Sierra Goff

November 2011
Class of 2012


I believe this about nursing..."Patients are not just another name on a list."

The single biggest influence in my life has come not from a book, song, nor any work of man, but from a young girl named, Kim. Kim has struggled in almost every aspect of her life, yet her determination, focus and accomplishments are the yardstick that I measure my past, present and future against.

At full term, a split second in utero caused a Prenatal Cerebral Infarct (or prenatal stroke). Vital portions of Kim’s brain that control numerous bodily functions would never properly develop. Kim is not some stranger in a medical journal; she is my cousin!

As a child, I didn’t understand Kim’s medical problems. Seeing the tubes and hearing her raspy voice made it terrifying to be near her, let alone hug or be held by her. Until the age of nine, Kim was unable to swallow food and received all necessary nutrition through a gastrostomy tube. When she reached eleven years, she had a tracheal tube inserted which essentially saved Kim from drowning in her own saliva. Spending time with my cousin revealed Kim’s wonderful personality and loving nature. I soon realized that being different from others was not a bad thing; in Kim’s eyes, I was different!

To this day, Kim has excelled in her education, social life, and physical state. Although she still has physical disadvantages, Kim no longer needs constant attention, feeding tubes, or complicated medical equipment. She has altered my life’s perspective and stirred a positive change in myself, physically and mentally. Kim has taught me to be grateful for the life I possess, accept people for who they are, and face everyday obstacles head-on. Unexpectedly, Kim’s trauma at birth was my inspiration for achieving success and entering the field of nursing.

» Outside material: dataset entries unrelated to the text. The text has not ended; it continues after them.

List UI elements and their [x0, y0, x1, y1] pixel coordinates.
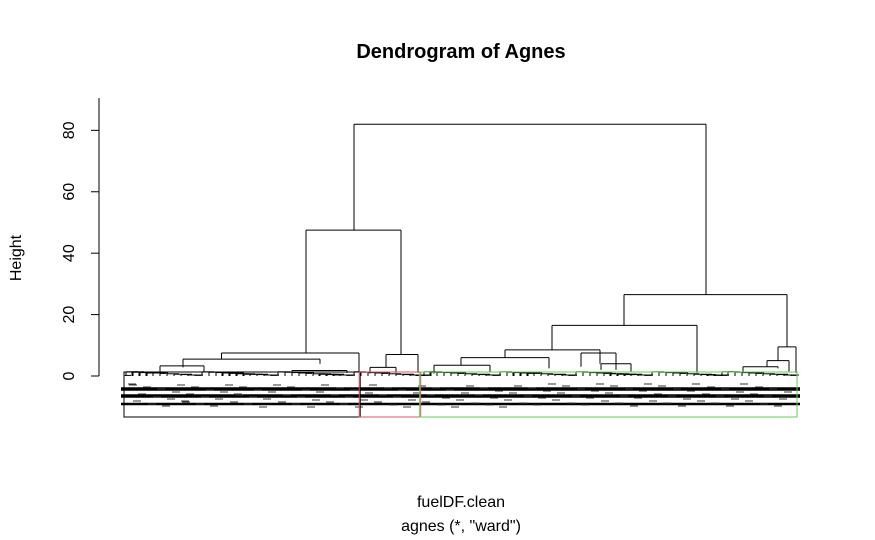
cluster-2-box — [358, 371, 422, 418]
y-ticks: 0 20 40 60 80 — [61, 121, 99, 380]
y-tick-label: 40 — [61, 244, 78, 262]
dendrogram-leaves — [121, 383, 800, 408]
y-tick-label: 60 — [61, 183, 78, 201]
x-axis-label: fuelDF.clean — [417, 494, 505, 511]
y-axis: 0 20 40 60 80 — [61, 98, 100, 380]
cluster-boxes — [123, 371, 798, 418]
y-tick-label: 80 — [61, 121, 78, 139]
chart-title: Dendrogram of Agnes — [356, 41, 565, 63]
cluster-1-box — [123, 371, 361, 418]
y-tick-label: 20 — [61, 306, 78, 324]
cluster-3-box — [419, 371, 798, 418]
y-tick-label: 0 — [61, 371, 78, 380]
chart-subtitle: agnes (*, "ward") — [401, 518, 521, 535]
dendrogram-tree — [124, 123, 799, 376]
y-axis-label: Height — [8, 234, 25, 281]
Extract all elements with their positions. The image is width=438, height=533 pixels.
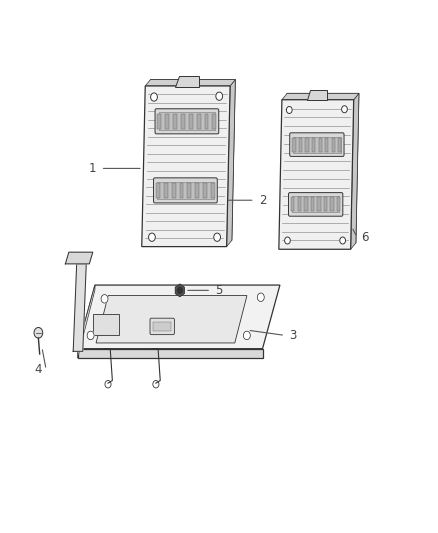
Bar bbox=[189, 114, 193, 129]
Circle shape bbox=[285, 237, 290, 244]
Bar bbox=[305, 138, 309, 151]
FancyBboxPatch shape bbox=[154, 178, 217, 203]
Circle shape bbox=[286, 107, 292, 114]
Polygon shape bbox=[226, 79, 235, 247]
Bar bbox=[291, 197, 294, 212]
Bar bbox=[325, 138, 328, 151]
Text: 5: 5 bbox=[215, 284, 223, 297]
Circle shape bbox=[257, 293, 264, 302]
Circle shape bbox=[244, 331, 251, 340]
Text: 2: 2 bbox=[259, 193, 266, 207]
Circle shape bbox=[101, 295, 108, 303]
Text: 6: 6 bbox=[361, 231, 368, 244]
Bar bbox=[311, 197, 314, 212]
Polygon shape bbox=[307, 90, 327, 100]
Bar bbox=[181, 114, 185, 129]
FancyBboxPatch shape bbox=[159, 112, 215, 130]
Bar bbox=[157, 114, 161, 129]
Bar bbox=[197, 114, 201, 129]
Text: 4: 4 bbox=[35, 364, 42, 376]
Bar bbox=[205, 114, 208, 129]
FancyBboxPatch shape bbox=[153, 322, 171, 331]
FancyBboxPatch shape bbox=[157, 182, 214, 199]
Bar bbox=[304, 197, 307, 212]
FancyBboxPatch shape bbox=[290, 133, 344, 156]
Bar bbox=[337, 197, 340, 212]
Circle shape bbox=[214, 233, 220, 241]
Circle shape bbox=[342, 106, 347, 113]
Polygon shape bbox=[65, 252, 93, 264]
Polygon shape bbox=[279, 100, 354, 249]
Polygon shape bbox=[78, 285, 95, 358]
Polygon shape bbox=[175, 76, 199, 86]
Bar bbox=[156, 183, 160, 198]
Circle shape bbox=[151, 93, 157, 101]
Bar bbox=[203, 183, 207, 198]
Text: 1: 1 bbox=[89, 162, 96, 175]
Polygon shape bbox=[284, 93, 359, 243]
Circle shape bbox=[216, 92, 223, 100]
Bar bbox=[172, 183, 176, 198]
Bar bbox=[165, 114, 169, 129]
Bar bbox=[180, 183, 184, 198]
Bar bbox=[332, 138, 335, 151]
FancyBboxPatch shape bbox=[289, 192, 343, 216]
Bar bbox=[212, 114, 216, 129]
Polygon shape bbox=[78, 349, 262, 358]
Circle shape bbox=[340, 237, 346, 244]
Polygon shape bbox=[351, 93, 359, 249]
Circle shape bbox=[148, 233, 155, 241]
FancyBboxPatch shape bbox=[292, 196, 339, 213]
Polygon shape bbox=[175, 284, 184, 297]
Circle shape bbox=[177, 287, 183, 294]
Polygon shape bbox=[282, 93, 359, 100]
Circle shape bbox=[34, 327, 43, 338]
Bar bbox=[312, 138, 315, 151]
Polygon shape bbox=[96, 296, 247, 343]
Bar bbox=[330, 197, 334, 212]
Bar bbox=[164, 183, 168, 198]
Bar bbox=[317, 197, 321, 212]
Text: 3: 3 bbox=[290, 329, 297, 342]
Bar bbox=[195, 183, 199, 198]
FancyBboxPatch shape bbox=[155, 109, 219, 134]
Bar bbox=[298, 197, 301, 212]
Bar bbox=[338, 138, 341, 151]
Polygon shape bbox=[73, 264, 86, 351]
FancyBboxPatch shape bbox=[93, 314, 119, 335]
Bar bbox=[187, 183, 191, 198]
FancyBboxPatch shape bbox=[293, 136, 341, 152]
Bar bbox=[293, 138, 296, 151]
Bar bbox=[299, 138, 302, 151]
Bar bbox=[324, 197, 327, 212]
Polygon shape bbox=[78, 285, 280, 349]
Polygon shape bbox=[142, 86, 230, 247]
Circle shape bbox=[87, 331, 94, 340]
Polygon shape bbox=[145, 79, 235, 86]
Bar bbox=[211, 183, 215, 198]
Polygon shape bbox=[147, 79, 235, 240]
Bar bbox=[173, 114, 177, 129]
Bar bbox=[318, 138, 322, 151]
FancyBboxPatch shape bbox=[150, 318, 174, 335]
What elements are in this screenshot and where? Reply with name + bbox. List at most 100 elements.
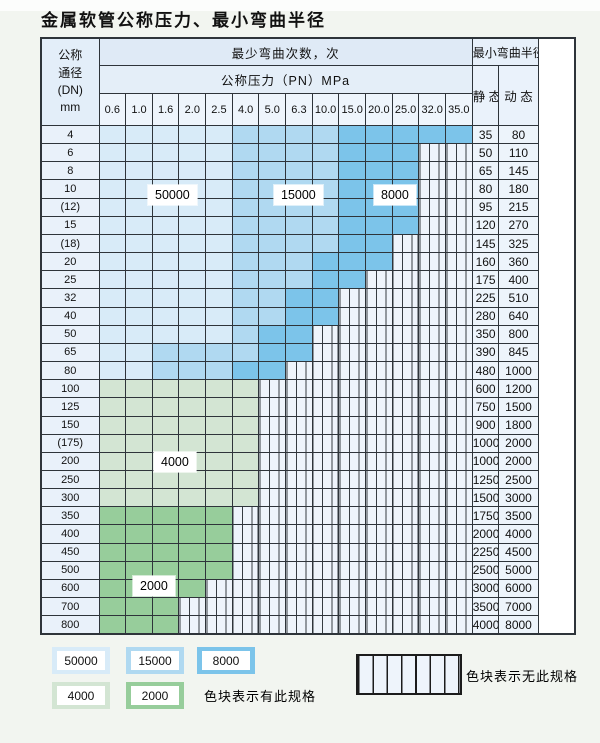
cycle-cell [311, 306, 340, 326]
cycle-cell [205, 143, 233, 163]
dynamic-radius-cell: 1500 [498, 397, 539, 417]
cycle-cell [98, 288, 127, 308]
cycle-cell [391, 252, 420, 272]
cycle-cell [258, 488, 287, 508]
cycle-cell [125, 488, 153, 508]
cycle-cell [151, 215, 180, 235]
dn-header-line2: 通径 [58, 65, 83, 80]
dn-cell: 500 [40, 560, 100, 580]
static-header: 静 态 [471, 65, 500, 126]
no-spec-note: 色块表示无此规格 [466, 669, 579, 684]
cycle-cell [338, 124, 367, 145]
cycle-cell [418, 161, 447, 181]
cycle-cell [125, 469, 153, 490]
cycle-cell [445, 252, 473, 272]
cycle-cell [445, 415, 473, 435]
dn-cell: 300 [40, 488, 100, 508]
cycle-cell [418, 560, 447, 580]
cycle-cell [391, 578, 420, 599]
cycle-cell [258, 451, 287, 471]
cycle-cell [391, 542, 420, 562]
static-radius-cell: 50 [471, 143, 500, 163]
cycle-cell [311, 233, 340, 254]
cycle-cell [178, 252, 207, 272]
cycle-cell [231, 397, 260, 417]
static-radius-cell: 3000 [471, 578, 500, 599]
cycle-cell [178, 324, 207, 344]
cycle-cell [205, 270, 233, 290]
cycle-cell [338, 288, 367, 308]
cycle-cell [231, 578, 260, 599]
table-row-dn-6: 6 50 110 [40, 143, 575, 163]
static-radius-cell: 2000 [471, 524, 500, 544]
cycle-cell [125, 415, 153, 435]
cycle-cell [98, 451, 127, 471]
cycle-cell [151, 433, 180, 453]
static-radius-cell: 80 [471, 179, 500, 199]
cycle-cell [391, 615, 420, 635]
cycle-cell [338, 215, 367, 235]
table-row-dn-350: 350 1750 3500 [40, 506, 575, 526]
cycle-cell [445, 143, 473, 163]
cycle-cell [418, 143, 447, 163]
cycle-cell [178, 361, 207, 381]
cycle-cell [205, 288, 233, 308]
nominal-pressure-header: 公称压力（PN）MPa [98, 65, 473, 94]
cycle-cell [231, 179, 260, 199]
cycle-cell [418, 542, 447, 562]
legend-swatch-label: 15000 [131, 651, 179, 670]
cycle-cell [365, 615, 393, 635]
cycle-cell [418, 179, 447, 199]
cycle-cell [178, 488, 207, 508]
cycle-cell [418, 379, 447, 399]
cycle-cell [125, 342, 153, 363]
dn-header-line1: 公称 [58, 48, 83, 63]
cycle-cell [391, 415, 420, 435]
table-row-dn-450: 450 2250 4500 [40, 542, 575, 562]
no-spec-hatch-swatch [356, 654, 462, 695]
static-radius-cell: 3500 [471, 597, 500, 617]
dynamic-radius-cell: 4500 [498, 542, 539, 562]
cycle-cell [151, 469, 180, 490]
pressure-header-0.6: 0.6 [98, 93, 127, 126]
dn-cell: 15 [40, 215, 100, 235]
cycle-cell [205, 451, 233, 471]
cycle-cell [311, 215, 340, 235]
cycle-cell [285, 215, 313, 235]
cycle-cell [151, 161, 180, 181]
cycle-cell [231, 615, 260, 635]
dynamic-radius-cell: 180 [498, 179, 539, 199]
cycle-cell [391, 488, 420, 508]
cycle-cell [338, 379, 367, 399]
dn-cell: 125 [40, 397, 100, 417]
cycle-cell [445, 469, 473, 490]
cycle-cell [231, 215, 260, 235]
cycle-cell [231, 597, 260, 617]
cycle-cell [365, 342, 393, 363]
dn-cell: 20 [40, 252, 100, 272]
cycle-cell [125, 615, 153, 635]
cycle-cell [445, 379, 473, 399]
cycle-cell [311, 397, 340, 417]
cycle-cell [125, 143, 153, 163]
table-row-dn-32: 32 225 510 [40, 288, 575, 308]
cycle-cell [418, 342, 447, 363]
cycle-cell [365, 143, 393, 163]
static-radius-cell: 2500 [471, 560, 500, 580]
cycle-cell [258, 597, 287, 617]
cycle-cell [98, 233, 127, 254]
cycle-cell [311, 143, 340, 163]
spec-table: 公称 通径 (DN) mm 最少弯曲次数，次 最小弯曲半径 公称压力（PN）MP… [40, 37, 576, 635]
dynamic-radius-cell: 8000 [498, 615, 539, 635]
cycle-cell [365, 451, 393, 471]
cycle-cell [205, 615, 233, 635]
cycle-cell [311, 597, 340, 617]
cycle-cell [285, 124, 313, 145]
dn-cell: 350 [40, 506, 100, 526]
cycle-cell [445, 215, 473, 235]
cycle-cell [445, 451, 473, 471]
table-row-dn-200: 200 1000 2000 [40, 451, 575, 471]
cycle-cell [418, 197, 447, 217]
cycle-cell [365, 560, 393, 580]
cycle-cell [311, 578, 340, 599]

I desire to become a pediatric nurse to help people such as Kim. But it’s not enough to simply help people overcome their illnesses or medical struggles; I want to interact with those who are suffering. I am passionate to use the gifts and abilities that I was graciously blessed with, and I desire to bless others. I want my patients to understand that they are not just another name on a list; they are real people with real pains, real fears, and real concerns that I truly care about.  I desire to provide extra strength—physical, mental, emotional, and spiritual—to those who are in a time of weakness. I admire the doctors and nurses who stuck by Kim 100% even when all odds were against her. The nursing field is not easy; things don’t always go the way one would hope for. I am confident, however, that I am ready for the physical, mental, and emotional challenges ahead. Along with the Robert Wood Johnson Scholarship, I too hope to contribute to the diversity, knowledge, and excellence in the field of nursing. In the end, I know that the blessings of a nursing career will far outweigh the difficulties. It is through those difficulties, however, that we are shaped and molded.